Ascariasis is a debilitating human disease caused by the roundworm Ascaris lumbricoides; other species of Ascaris are parasitic in domestic animals (see Nematode). Perhaps as many as one quarter of the world's people are infected, but ascariasis is particularly prevalent in tropical regions and in areas of poor hygiene. more...
Infection occurs through ingestion of food contaminated with fecal matter containing Ascaris eggs. The larvae hatch, burrow through the intestine, reach the lungs, and finally migrate up the respiratory tract. From there they are then reswallowed and mature in the intestine, growing up to 30 cm (12 in.) in length and anchoring themselves to the intestinal wall.
Infections are usually accompanied by inflammation, fever, and diarrhea, and serious problems may develop if the worms migrate to other parts of the body.
Roughly 1.5 billion individuals are infected with this worm1. Ascariasis is endemic in the United States including Gulf Coast and Ozark Mountains; in Nigeria and in Southeast Asia. One study indicated that the prevalence of ascariasis in the United States at about 4 million (2%). In a survey of a rural Nova Scotia community, 28.1% of 431 individuals tested were positive for Ascaris, all of them being under age 20, while all 276 tested in metropolitan Halifax were negative2.

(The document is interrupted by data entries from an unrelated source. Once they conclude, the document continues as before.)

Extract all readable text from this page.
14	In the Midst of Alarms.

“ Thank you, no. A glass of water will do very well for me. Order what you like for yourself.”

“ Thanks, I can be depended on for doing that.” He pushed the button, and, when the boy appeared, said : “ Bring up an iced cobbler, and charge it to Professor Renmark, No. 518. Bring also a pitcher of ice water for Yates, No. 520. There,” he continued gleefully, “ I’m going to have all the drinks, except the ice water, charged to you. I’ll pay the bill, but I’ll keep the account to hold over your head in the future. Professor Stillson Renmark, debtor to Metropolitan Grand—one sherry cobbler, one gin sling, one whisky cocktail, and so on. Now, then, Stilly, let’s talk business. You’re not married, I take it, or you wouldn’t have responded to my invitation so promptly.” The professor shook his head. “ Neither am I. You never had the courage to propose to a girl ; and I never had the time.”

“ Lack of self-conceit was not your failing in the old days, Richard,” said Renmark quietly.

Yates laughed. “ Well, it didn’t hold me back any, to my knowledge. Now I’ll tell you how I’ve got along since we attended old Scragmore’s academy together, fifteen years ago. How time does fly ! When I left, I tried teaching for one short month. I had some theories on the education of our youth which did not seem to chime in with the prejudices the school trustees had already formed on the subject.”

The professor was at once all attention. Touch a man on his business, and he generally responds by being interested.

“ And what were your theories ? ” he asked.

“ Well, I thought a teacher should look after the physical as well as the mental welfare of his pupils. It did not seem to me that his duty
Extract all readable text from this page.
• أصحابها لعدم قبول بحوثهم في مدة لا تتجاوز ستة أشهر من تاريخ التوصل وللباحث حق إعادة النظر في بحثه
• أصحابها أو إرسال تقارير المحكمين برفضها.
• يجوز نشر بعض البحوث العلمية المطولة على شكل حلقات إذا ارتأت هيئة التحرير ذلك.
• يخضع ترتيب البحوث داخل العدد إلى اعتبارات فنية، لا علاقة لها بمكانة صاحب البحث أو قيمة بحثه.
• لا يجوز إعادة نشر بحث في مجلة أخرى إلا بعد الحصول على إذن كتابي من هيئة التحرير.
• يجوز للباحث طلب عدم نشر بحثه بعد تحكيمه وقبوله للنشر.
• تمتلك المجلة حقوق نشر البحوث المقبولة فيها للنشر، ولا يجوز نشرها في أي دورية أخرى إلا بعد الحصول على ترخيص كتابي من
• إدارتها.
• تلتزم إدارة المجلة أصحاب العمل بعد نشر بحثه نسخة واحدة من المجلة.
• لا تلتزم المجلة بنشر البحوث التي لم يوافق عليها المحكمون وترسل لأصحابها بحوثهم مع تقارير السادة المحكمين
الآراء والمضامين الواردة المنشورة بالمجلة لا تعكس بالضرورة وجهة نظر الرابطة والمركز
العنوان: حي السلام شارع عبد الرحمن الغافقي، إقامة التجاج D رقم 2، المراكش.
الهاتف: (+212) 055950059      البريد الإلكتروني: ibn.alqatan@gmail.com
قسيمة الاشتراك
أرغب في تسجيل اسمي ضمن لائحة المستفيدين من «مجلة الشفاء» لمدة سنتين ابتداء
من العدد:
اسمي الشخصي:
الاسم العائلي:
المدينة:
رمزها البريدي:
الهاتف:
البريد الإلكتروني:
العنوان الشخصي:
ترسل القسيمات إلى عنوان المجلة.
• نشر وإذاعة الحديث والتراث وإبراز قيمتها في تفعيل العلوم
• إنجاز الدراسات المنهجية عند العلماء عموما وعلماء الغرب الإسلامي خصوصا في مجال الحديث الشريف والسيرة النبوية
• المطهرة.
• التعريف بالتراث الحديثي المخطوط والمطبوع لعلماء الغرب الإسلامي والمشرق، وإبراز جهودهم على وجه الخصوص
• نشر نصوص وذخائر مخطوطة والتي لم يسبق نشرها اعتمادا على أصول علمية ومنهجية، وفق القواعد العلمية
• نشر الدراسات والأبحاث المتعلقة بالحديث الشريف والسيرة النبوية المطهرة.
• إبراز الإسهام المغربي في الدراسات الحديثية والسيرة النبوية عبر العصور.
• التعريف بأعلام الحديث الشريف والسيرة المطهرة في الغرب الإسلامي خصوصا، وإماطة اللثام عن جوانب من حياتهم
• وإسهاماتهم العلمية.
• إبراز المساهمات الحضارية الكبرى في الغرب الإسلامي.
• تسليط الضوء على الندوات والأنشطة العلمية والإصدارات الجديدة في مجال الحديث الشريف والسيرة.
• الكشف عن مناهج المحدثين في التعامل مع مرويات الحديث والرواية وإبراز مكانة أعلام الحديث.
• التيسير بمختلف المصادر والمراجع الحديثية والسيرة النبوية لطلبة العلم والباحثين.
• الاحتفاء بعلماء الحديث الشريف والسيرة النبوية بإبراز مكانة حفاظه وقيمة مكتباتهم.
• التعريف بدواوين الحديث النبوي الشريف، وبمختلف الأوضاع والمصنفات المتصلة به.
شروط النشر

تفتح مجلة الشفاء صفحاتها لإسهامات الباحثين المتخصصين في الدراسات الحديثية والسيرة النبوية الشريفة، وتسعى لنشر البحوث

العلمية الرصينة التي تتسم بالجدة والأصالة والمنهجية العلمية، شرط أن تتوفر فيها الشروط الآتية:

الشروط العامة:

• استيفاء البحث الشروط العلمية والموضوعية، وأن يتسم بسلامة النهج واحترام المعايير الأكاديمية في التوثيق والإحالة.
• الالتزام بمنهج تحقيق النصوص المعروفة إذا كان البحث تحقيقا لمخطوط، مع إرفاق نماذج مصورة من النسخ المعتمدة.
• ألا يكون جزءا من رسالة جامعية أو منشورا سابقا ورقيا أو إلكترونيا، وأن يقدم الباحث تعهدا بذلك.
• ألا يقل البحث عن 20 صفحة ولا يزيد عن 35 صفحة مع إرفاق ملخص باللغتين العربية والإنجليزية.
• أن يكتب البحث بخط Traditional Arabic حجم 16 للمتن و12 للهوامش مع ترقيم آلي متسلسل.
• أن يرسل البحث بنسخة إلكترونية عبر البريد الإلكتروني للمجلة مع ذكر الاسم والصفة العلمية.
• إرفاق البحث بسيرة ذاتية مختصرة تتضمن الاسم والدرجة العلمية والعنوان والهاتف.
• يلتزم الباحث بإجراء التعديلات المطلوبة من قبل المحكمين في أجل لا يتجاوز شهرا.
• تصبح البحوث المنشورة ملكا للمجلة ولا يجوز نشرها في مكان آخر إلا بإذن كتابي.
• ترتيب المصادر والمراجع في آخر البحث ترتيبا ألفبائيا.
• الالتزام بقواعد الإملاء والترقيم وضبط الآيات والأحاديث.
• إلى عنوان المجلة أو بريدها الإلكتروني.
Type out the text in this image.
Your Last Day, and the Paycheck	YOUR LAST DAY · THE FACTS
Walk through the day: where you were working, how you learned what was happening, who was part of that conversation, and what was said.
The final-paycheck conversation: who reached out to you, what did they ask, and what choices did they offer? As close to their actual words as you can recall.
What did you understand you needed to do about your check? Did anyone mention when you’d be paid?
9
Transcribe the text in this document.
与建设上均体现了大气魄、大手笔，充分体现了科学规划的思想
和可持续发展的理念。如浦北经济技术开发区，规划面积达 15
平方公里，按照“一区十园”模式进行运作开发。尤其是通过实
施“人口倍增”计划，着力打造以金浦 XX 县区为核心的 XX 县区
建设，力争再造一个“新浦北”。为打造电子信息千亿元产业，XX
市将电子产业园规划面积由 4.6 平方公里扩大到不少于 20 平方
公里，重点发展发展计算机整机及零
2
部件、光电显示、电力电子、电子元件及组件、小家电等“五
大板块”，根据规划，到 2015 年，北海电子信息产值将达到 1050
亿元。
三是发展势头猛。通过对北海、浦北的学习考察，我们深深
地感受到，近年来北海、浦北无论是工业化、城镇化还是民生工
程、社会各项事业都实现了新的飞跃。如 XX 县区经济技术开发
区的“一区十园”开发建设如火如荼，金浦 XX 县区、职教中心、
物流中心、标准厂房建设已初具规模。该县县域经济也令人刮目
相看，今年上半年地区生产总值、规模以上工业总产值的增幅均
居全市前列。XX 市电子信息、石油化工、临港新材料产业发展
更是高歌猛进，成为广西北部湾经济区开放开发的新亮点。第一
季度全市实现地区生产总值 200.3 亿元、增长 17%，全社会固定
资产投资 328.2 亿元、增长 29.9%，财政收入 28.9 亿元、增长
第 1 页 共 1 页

Deposition of ova (eggs) in sewage hints at the degree of ascariasis incidence. A 1978 study showed about 75% of all sewage sludge samples sampled in United States urban catchments contained Ascaris ova, with rates as high as 5 to 100 eggs per liter. In Frankfort, Indiana, 87.5% of the sludge samples were positive with Ascaris, Toxocara, Trichuris, and hookworm. In Macon, Georgia, one of the 13 soil samples tested positive for Ascaris. Municipal wastewater in Riyadh, Saudi Arabia detected over 100 eggs per liter of wastewater 3 and in Czechoslovakia was as high as 240-1050 eggs per liter 4.
Ascariasis sources can often be measured by examining food for ova. In one field study in Marrakech, Morocco, where raw sewage is used to fertilize crop fields, Ascaris eggs were detected at the rate of 0.18 eggs/kg in potatoes, 0.27 eggs/kg in turnip, 4.63 eggs/kg in mint, 0.7 eggs/kg in carrots, and 1.64 eggs/kg in radish5. A similar study in the same area showed that 73% of children working on these farms were infected with helminths, particularly Ascaris, probably as a result of exposure to the raw sewage.
First appearance of eggs in stools is 60-70 days. In larval ascariasis, symptoms occur 4-16 days after infection. The final symptoms are gastrointestinal discomfort, colic and vomiting, fever; observation of live worms in stools. Some patients may have pulmonary symptoms or neurological disorders during migration of the larvae. However there are generally few or no symptoms. A bolus of worms may obstruct the intestine; migrating larvae may cause pneumonitis and eosinophilia.